New Methodology to Produce Sets of Valence Bond Structures with Enhanced Chemical Insights

The valence bond (VB) theory uses localized orbitals, and its wave function is composed of a linear combination of various VB structures which are based on sets of spin functions. The VB structures are not unique, and different sets are used, Rumer sets being the most common for classical VB due to their advantage as being both easily obtained as linearly independent and meaningful. Yet, Rumer rules, which are responsible for the simplified process of obtaining the Rumer sets, are very restrictive. Furthermore, Rumer sets are best suited for cyclic systems; however, in noncyclic systems, structures resulting from Rumer rules are often not the most intuitive/suitable structures for these systems.

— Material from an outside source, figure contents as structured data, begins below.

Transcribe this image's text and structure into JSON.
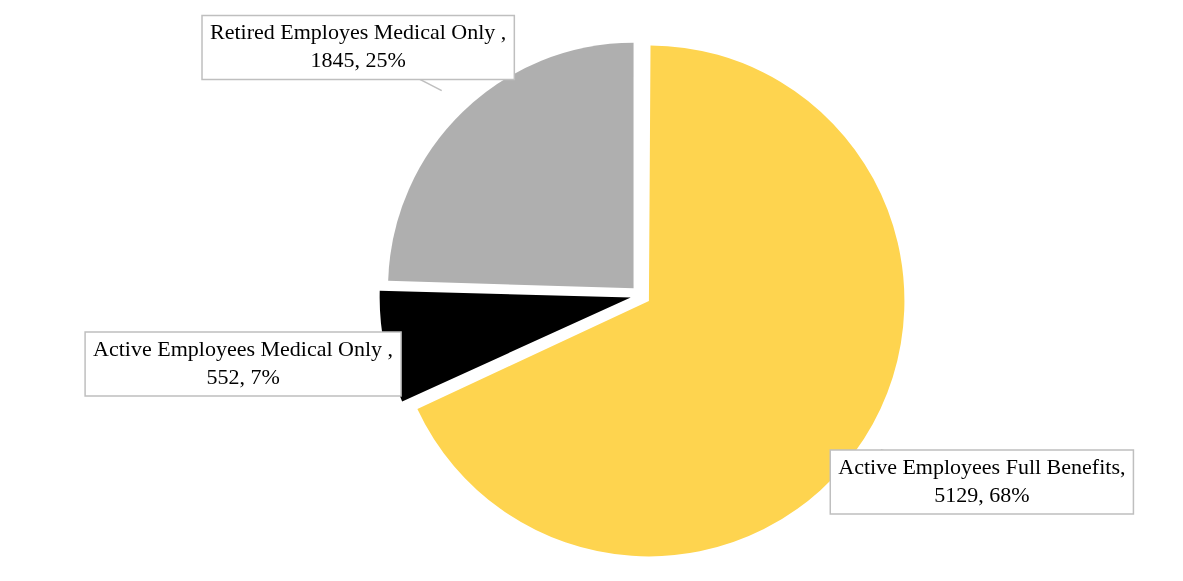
{
  "chart_data": {
    "type": "pie",
    "categories": [
      "Active Employees Full Benefits, 5129, 68%",
      "Active Employees Medical Only , 552, 7%",
      "Retired Employes Medical Only , 1845, 25%"
    ],
    "values": [
      5129,
      552,
      1845
    ],
    "colors": [
      "#fed44f",
      "#000000",
      "#afafaf"
    ],
    "legend": false
  }
}
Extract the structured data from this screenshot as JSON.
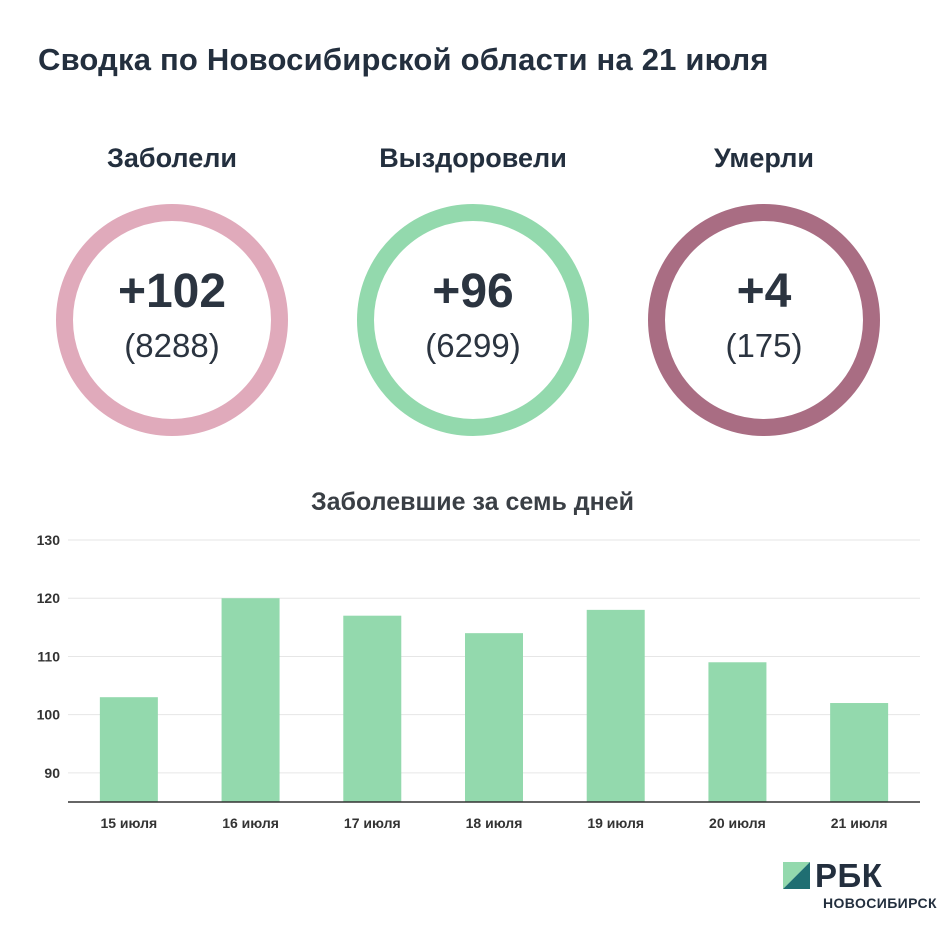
{
  "header": {
    "title": "Сводка по Новосибирской области на 21 июля"
  },
  "stats": [
    {
      "label": "Заболели",
      "delta": "+102",
      "total": "(8288)",
      "color": "#e0aabb"
    },
    {
      "label": "Выздоровели",
      "delta": "+96",
      "total": "(6299)",
      "color": "#93d9ad"
    },
    {
      "label": "Умерли",
      "delta": "+4",
      "total": "(175)",
      "color": "#a96d83"
    }
  ],
  "chart_data": {
    "type": "bar",
    "title": "Заболевшие за семь дней",
    "categories": [
      "15 июля",
      "16 июля",
      "17 июля",
      "18 июля",
      "19 июля",
      "20 июля",
      "21 июля"
    ],
    "values": [
      103,
      120,
      117,
      114,
      118,
      109,
      102
    ],
    "ylim": [
      85,
      130
    ],
    "yticks": [
      90,
      100,
      110,
      120,
      130
    ],
    "bar_color": "#93d9ad",
    "grid": true
  },
  "logo": {
    "word": "РБК",
    "sub": "НОВОСИБИРСК"
  }
}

We have developed a method to obtain chemically insightful structures, which is based on concepts of chemical bonding. The method provides sets of VB structures with improved chemical insight, which can also be controlled. Parallel to the Rumer structures, the chemical insight sets of structures are based on electron pair coupling, and hence, pictorially can be drawn similarly to the Lewis structures. Yet, different from Rumer rules, the chemical insight method, being more flexible, allows larger combinations of bonds as well as larger combinations of structures in the sets it offers, resulting in many more possible sets that are better adapted to the systems studied.